仕方ないから、私は分かりやすく家の場所を教えた。

 

「...この辺で合ってる?」

 

 

 

「はい。あ。あの、送ってくれてありがとうございます!」

 

「いや、いいよ全然。あっそうだ、明日学校だよね?なんなら朝もここで...」

 

「だ、大丈夫ですっ。自分で登校できるんで」

 

 

 

「そう?それじゃあねー」

 

女の人は車に乗り、そのままどこかへ走り去っていった。

 

 

 

「...ちょっと変だったけど、結構良い人だったな。」

 

「でも、結局何が目的だったんだろ?」

 

ファンの割に、私の家も全然知らなかったみたいだし...

特に何もされなかったのも、逆に不気味に感じる。

 

 

 

 

次の日。私は聖に相談をする事にした。

 

「おっはよー、聖。」

 

「おはようって...もう真っ昼間だぞ?」

 

 

「まだ朝みたいなもんでしょ。...それよりさ、昨日変な女の人に会ったんだよね。」

 

「変な...?なんだ、それは。」

 

 

「分かんない。私のことなぜか知ってたみたいだけど...」

 

「好きな人がいるかとかまで聞かれたのよ。まあ、いないって答えたけどね」

 

「...そうか。親戚じゃないのか?」

 

 

「それがさ、話を聞いたらそうでもないみたい。一応家まで送ってもらったんだけど」

 

聖は一瞬驚くと、心配そうな顔で語りかける。

 

「家まで...?大丈夫か、みずき?」

 

「うん。まあ、大丈夫だと思うけど...」

 

 

 

 

「心配だな...今日は私が帰りまでついていくか?」

 

「いやいや...そこまでしなくても。
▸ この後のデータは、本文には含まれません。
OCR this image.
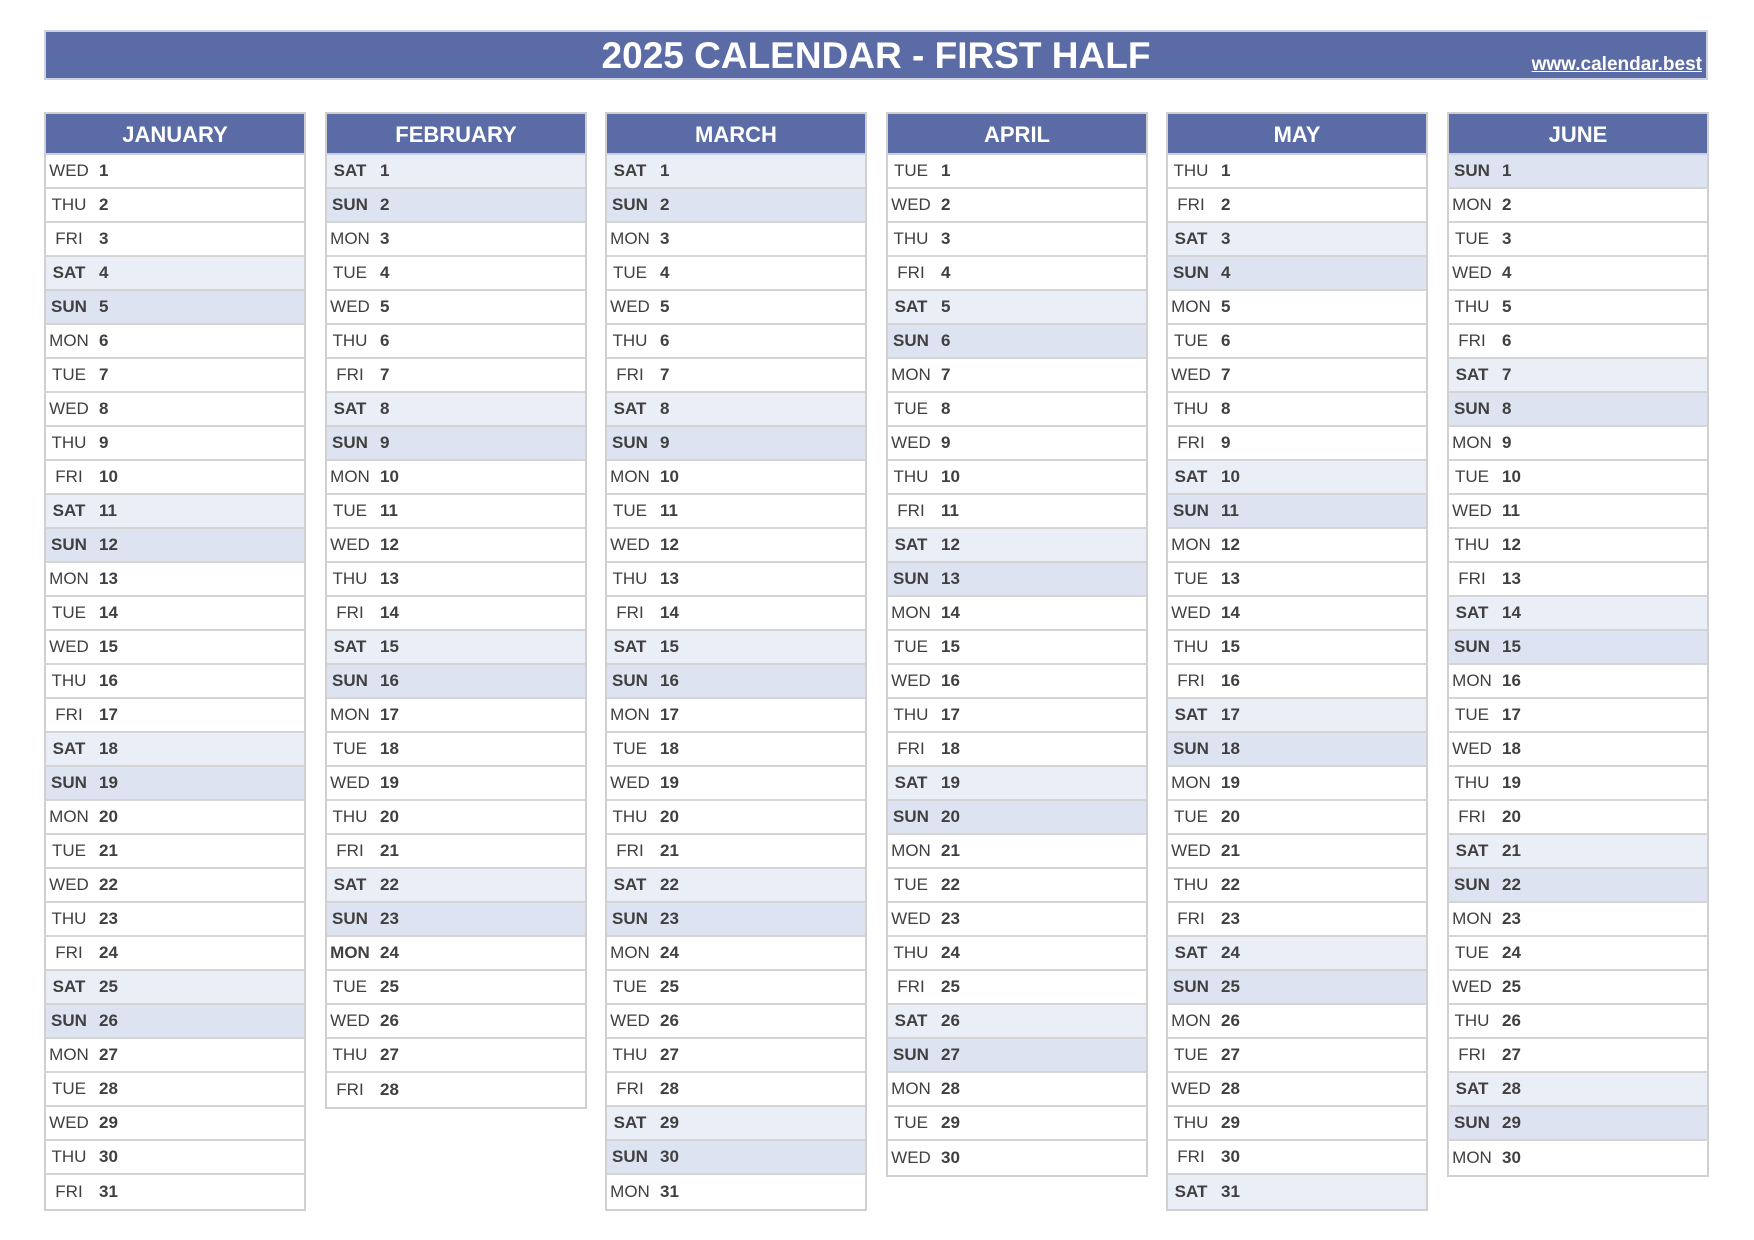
2025 CALENDAR - FIRST HALF	www.calendar.best
JANUARY
WED 1
THU 2
FRI 3
SAT 4
SUN 5
MON 6
TUE 7
WED 8
THU 9
FRI 10
SAT 11
SUN 12
MON 13
TUE 14
WED 15
THU 16
FRI 17
SAT 18
SUN 19
MON 20
TUE 21
WED 22
THU 23
FRI 24
SAT 25
SUN 26
MON 27
TUE 28
WED 29
THU 30
FRI 31
FEBRUARY
SAT 1
SUN 2
MON 3
TUE 4
WED 5
THU 6
FRI 7
SAT 8
SUN 9
MON 10
TUE 11
WED 12
THU 13
FRI 14
SAT 15
SUN 16
MON 17
TUE 18
WED 19
THU 20
FRI 21
SAT 22
SUN 23
MON 24
TUE 25
WED 26
THU 27
FRI 28
MARCH
SAT 1
SUN 2
MON 3
TUE 4
WED 5
THU 6
FRI 7
SAT 8
SUN 9
MON 10
TUE 11
WED 12
THU 13
FRI 14
SAT 15
SUN 16
MON 17
TUE 18
WED 19
THU 20
FRI 21
SAT 22
SUN 23
MON 24
TUE 25
WED 26
THU 27
FRI 28
SAT 29
SUN 30
MON 31
APRIL
TUE 1
WED 2
THU 3
FRI 4
SAT 5
SUN 6
MON 7
TUE 8
WED 9
THU 10
FRI 11
SAT 12
SUN 13
MON 14
TUE 15
WED 16
THU 17
FRI 18
SAT 19
SUN 20
MON 21
TUE 22
WED 23
THU 24
FRI 25
SAT 26
SUN 27
MON 28
TUE 29
WED 30
MAY
THU 1
FRI 2
SAT 3
SUN 4
MON 5
TUE 6
WED 7
THU 8
FRI 9
SAT 10
SUN 11
MON 12
TUE 13
WED 14
THU 15
FRI 16
SAT 17
SUN 18
MON 19
TUE 20
WED 21
THU 22
FRI 23
SAT 24
SUN 25
MON 26
TUE 27
WED 28
THU 29
FRI 30
SAT 31
JUNE
SUN 1
MON 2
TUE 3
WED 4
THU 5
FRI 6
SAT 7
SUN 8
MON 9
TUE 10
WED 11
THU 12
FRI 13
SAT 14
SUN 15
MON 16
TUE 17
WED 18
THU 19
FRI 20
SAT 21
SUN 22
MON 23
TUE 24
WED 25
THU 26
FRI 27
SAT 28
SUN 29
MON 30
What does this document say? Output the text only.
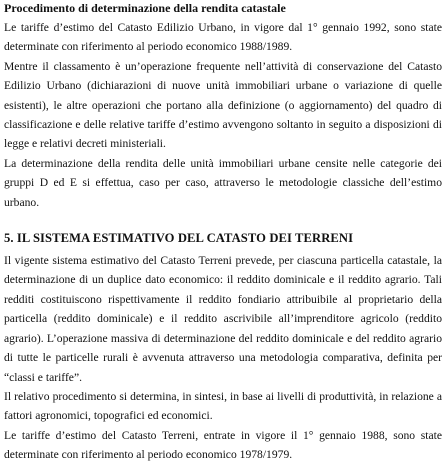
Procedimento di determinazione della rendita catastale

Le tariffe d’estimo del Catasto Edilizio Urbano, in vigore dal 1° gennaio 1992, sono state determinate con riferimento al periodo economico 1988/1989.

Mentre il classamento è un’operazione frequente nell’attività di conservazione del Catasto Edilizio Urbano (dichiarazioni di nuove unità immobiliari urbane o variazione di quelle esistenti), le altre operazioni che portano alla definizione (o aggiornamento) del quadro di classificazione e delle relative tariffe d’estimo avvengono soltanto in seguito a disposizioni di legge e relativi decreti ministeriali.

La determinazione della rendita delle unità immobiliari urbane censite nelle categorie dei gruppi D ed E si effettua, caso per caso, attraverso le metodologie classiche dell’estimo urbano.

5. IL SISTEMA ESTIMATIVO DEL CATASTO DEI TERRENI

Il vigente sistema estimativo del Catasto Terreni prevede, per ciascuna particella catastale, la determinazione di un duplice dato economico: il reddito dominicale e il reddito agrario. Tali redditi costituiscono rispettivamente il reddito fondiario attribuibile al proprietario della particella (reddito dominicale) e il reddito ascrivibile all’imprenditore agricolo (reddito agrario). L’operazione massiva di determinazione del reddito dominicale e del reddito agrario di tutte le particelle rurali è avvenuta attraverso una metodologia comparativa, definita per “classi e tariffe”.

Il relativo procedimento si determina, in sintesi, in base ai livelli di produttività, in relazione a fattori agronomici, topografici ed economici.

Le tariffe d’estimo del Catasto Terreni, entrate in vigore il 1° gennaio 1988, sono state determinate con riferimento al periodo economico 1978/1979.
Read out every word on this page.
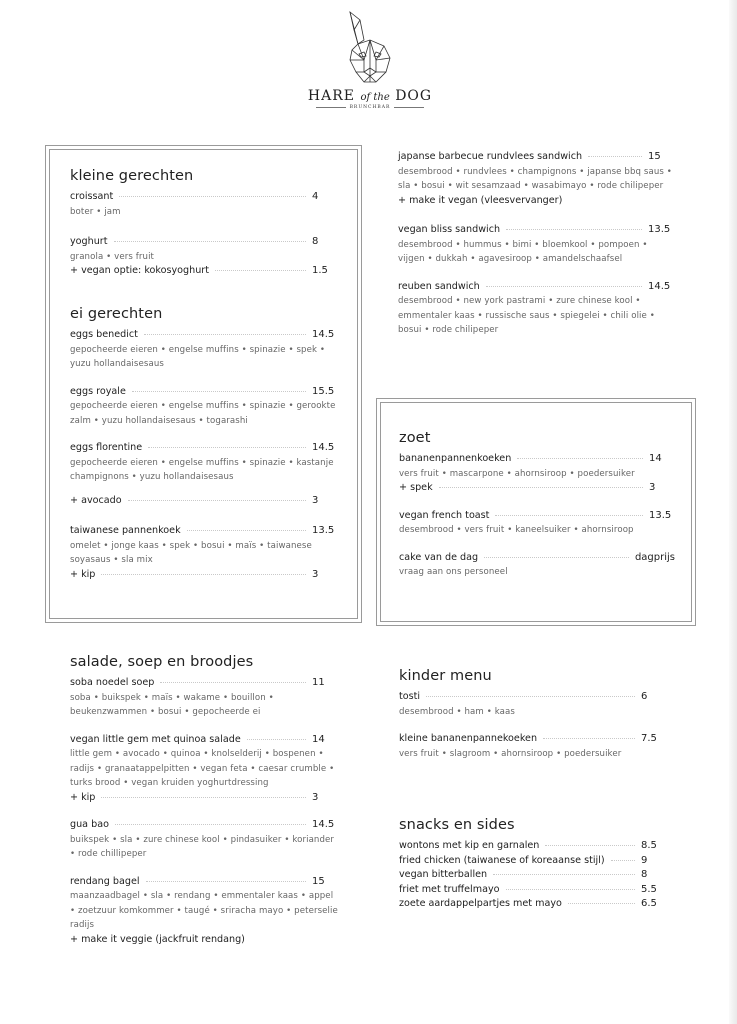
HARE of the DOG
BRUNCHBAR
kleine gerechten
croissant	4
boter • jam
yoghurt	8
granola • vers fruit
+ vegan optie: kokosyoghurt	1.5
ei gerechten
eggs benedict	14.5
gepocheerde eieren • engelse muffins • spinazie • spek • yuzu hollandaisesaus
eggs royale	15.5
gepocheerde eieren • engelse muffins • spinazie • gerookte zalm • yuzu hollandaisesaus • togarashi
eggs florentine	14.5
gepocheerde eieren • engelse muffins • spinazie • kastanje champignons • yuzu hollandaisesaus
+ avocado	3
taiwanese pannenkoek	13.5
omelet • jonge kaas • spek • bosui • maïs • taiwanese soyasaus • sla mix
+ kip	3
japanse barbecue rundvlees sandwich	15
desembrood • rundvlees • champignons • japanse bbq saus • sla • bosui • wit sesamzaad • wasabimayo • rode chilipeper
+ make it vegan (vleesvervanger)
vegan bliss sandwich	13.5
desembrood • hummus • bimi • bloemkool • pompoen • vijgen • dukkah • agavesiroop • amandelschaafsel
reuben sandwich	14.5
desembrood • new york pastrami • zure chinese kool • emmentaler kaas • russische saus • spiegelei • chili olie • bosui • rode chilipeper
zoet
bananenpannenkoeken	14
vers fruit • mascarpone • ahornsiroop • poedersuiker
+ spek	3
vegan french toast	13.5
desembrood • vers fruit • kaneelsuiker • ahornsiroop
cake van de dag	dagprijs
vraag aan ons personeel
salade, soep en broodjes
soba noedel soep	11
soba • buikspek • maïs • wakame • bouillon • beukenzwammen • bosui • gepocheerde ei
vegan little gem met quinoa salade	14
little gem • avocado • quinoa • knolselderij • bospenen • radijs • granaatappelpitten • vegan feta • caesar crumble • turks brood • vegan kruiden yoghurtdressing
+ kip	3
gua bao	14.5
buikspek • sla • zure chinese kool • pindasuiker • koriander • rode chillipeper
rendang bagel	15
maanzaadbagel • sla • rendang • emmentaler kaas • appel • zoetzuur komkommer • taugé • sriracha mayo • peterselie radijs
+ make it veggie (jackfruit rendang)
kinder menu
tosti	6
desembrood • ham • kaas
kleine bananenpannekoeken	7.5
vers fruit • slagroom • ahornsiroop • poedersuiker
snacks en sides
wontons met kip en garnalen	8.5
fried chicken (taiwanese of koreaanse stijl)	9
vegan bitterballen	8
friet met truffelmayo	5.5
zoete aardappelpartjes met mayo	6.5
その気持ちは嬉しいけどさ。」

 

 

「しかし...やはり心配だな。」

 

「念のため、今後は登校も下校も一緒にしておいた方が」

 

 

 

...もしかして、こっちも結構なストーカーかも?

 

 

 

 

私は車を走らせながら、考えを巡らせていた。

バックミラーを見てさっきまで見えた彼女の姿をふと思い出す。

 

「結構良い目つきしてたな、あの子。」

 

あの高校生の子は、まるで昔の私にそっくりだった。

まあ、もちろん私とは全然違うんだけど...凄く奇妙な気分。

 

「...にしても。ホント、不思議なこともあるもんねぇ。」

 

こうなったのも、あの日のことがあったおかげか。

 

あの時はまさかこういう展開になるだなんて思わなかったし。

なんだかんだ、人生もまだまだ捨てたもんじゃないな。

 

「...なんか、ちょっと面白くなってきたじゃない」

 

彼女の行く末を期待して、私は久しぶりに心を躍らせていた。